Maybe that's the really scary part...that we can't change who we are...maybe the horror story is really our way of reassuring ourselves that the Universe DOESN'T care about us...because it did care, then why do we get cancer, lose our job and can't find a new one, have our children turn out to be egotistical actors who get high and act like Charlie Sheen...."You think you've got it bad? Well, at least you don't have a car that's come to life and likes to kill people coming after you."
Things don't realistically go bump in the night...99.999999% of the time, you hear a bump in the night and it's the dog walking into the coffee table. Ahhh, but that 0.000001% is what makes getting out of bed and investigating so scary. We like to scare ourselves....helps us put our lives in perspective.

It's like romance novels...the Hot person never talks to the Average person, has Hot Sex (every single time), falls in love with them and gets married...even the commitment-phobes get married...and usually in under 150 pages...

Nick Howe

I would say that the essence of horror is a sense of safety violated.
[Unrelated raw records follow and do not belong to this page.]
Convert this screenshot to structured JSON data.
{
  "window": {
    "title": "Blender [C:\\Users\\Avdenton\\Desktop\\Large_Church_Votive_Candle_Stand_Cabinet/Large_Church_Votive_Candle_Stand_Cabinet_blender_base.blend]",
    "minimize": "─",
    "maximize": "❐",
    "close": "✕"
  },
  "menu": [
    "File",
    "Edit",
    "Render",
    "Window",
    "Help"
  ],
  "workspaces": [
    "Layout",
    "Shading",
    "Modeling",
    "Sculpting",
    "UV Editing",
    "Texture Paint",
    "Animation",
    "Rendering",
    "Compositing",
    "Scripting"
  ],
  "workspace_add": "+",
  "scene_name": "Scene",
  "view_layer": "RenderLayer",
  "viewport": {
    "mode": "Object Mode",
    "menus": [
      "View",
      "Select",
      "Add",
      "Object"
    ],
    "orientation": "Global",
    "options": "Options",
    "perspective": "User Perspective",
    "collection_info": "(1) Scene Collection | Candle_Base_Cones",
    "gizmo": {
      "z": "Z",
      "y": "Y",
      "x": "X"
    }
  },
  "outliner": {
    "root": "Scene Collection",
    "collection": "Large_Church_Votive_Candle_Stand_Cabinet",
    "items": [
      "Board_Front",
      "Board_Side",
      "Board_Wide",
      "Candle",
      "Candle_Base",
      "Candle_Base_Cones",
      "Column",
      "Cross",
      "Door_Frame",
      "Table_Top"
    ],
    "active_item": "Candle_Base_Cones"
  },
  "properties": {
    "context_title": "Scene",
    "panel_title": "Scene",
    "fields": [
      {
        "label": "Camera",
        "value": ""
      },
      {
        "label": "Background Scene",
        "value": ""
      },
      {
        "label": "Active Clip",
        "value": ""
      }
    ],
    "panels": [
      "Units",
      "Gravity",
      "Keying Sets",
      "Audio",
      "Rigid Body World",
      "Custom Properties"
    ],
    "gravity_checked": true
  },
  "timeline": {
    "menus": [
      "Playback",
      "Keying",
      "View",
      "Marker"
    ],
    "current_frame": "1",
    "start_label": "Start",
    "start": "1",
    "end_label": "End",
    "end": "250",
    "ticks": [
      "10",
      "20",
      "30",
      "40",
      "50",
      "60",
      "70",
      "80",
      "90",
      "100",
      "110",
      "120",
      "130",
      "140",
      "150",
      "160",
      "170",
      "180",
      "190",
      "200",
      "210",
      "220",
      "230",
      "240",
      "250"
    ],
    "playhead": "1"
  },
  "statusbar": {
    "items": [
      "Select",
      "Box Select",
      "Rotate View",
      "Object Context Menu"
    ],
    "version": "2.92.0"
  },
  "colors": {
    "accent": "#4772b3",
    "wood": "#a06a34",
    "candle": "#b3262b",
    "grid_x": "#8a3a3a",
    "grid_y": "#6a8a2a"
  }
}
The character must feel safe and begin to relax, whereupon the perceived safety then proves false. The key is that if done right, this makes the reader doubt his or her own sense of safety.

Winchell Chung

In his introduction to THE MIND PARASITES, Colin Wilson speaks at length about the problem of writing a horror story. You start your story in a creepy setting. The narrator goes to investigate. Then Something Awful Happens - a rotting corpse knocks on the front door, a monster with tentacles on its belly tears down the wall, etc.
The problem is that it is really hard to think up something that really terrifies you (the writer) enough to make you terrify the reader.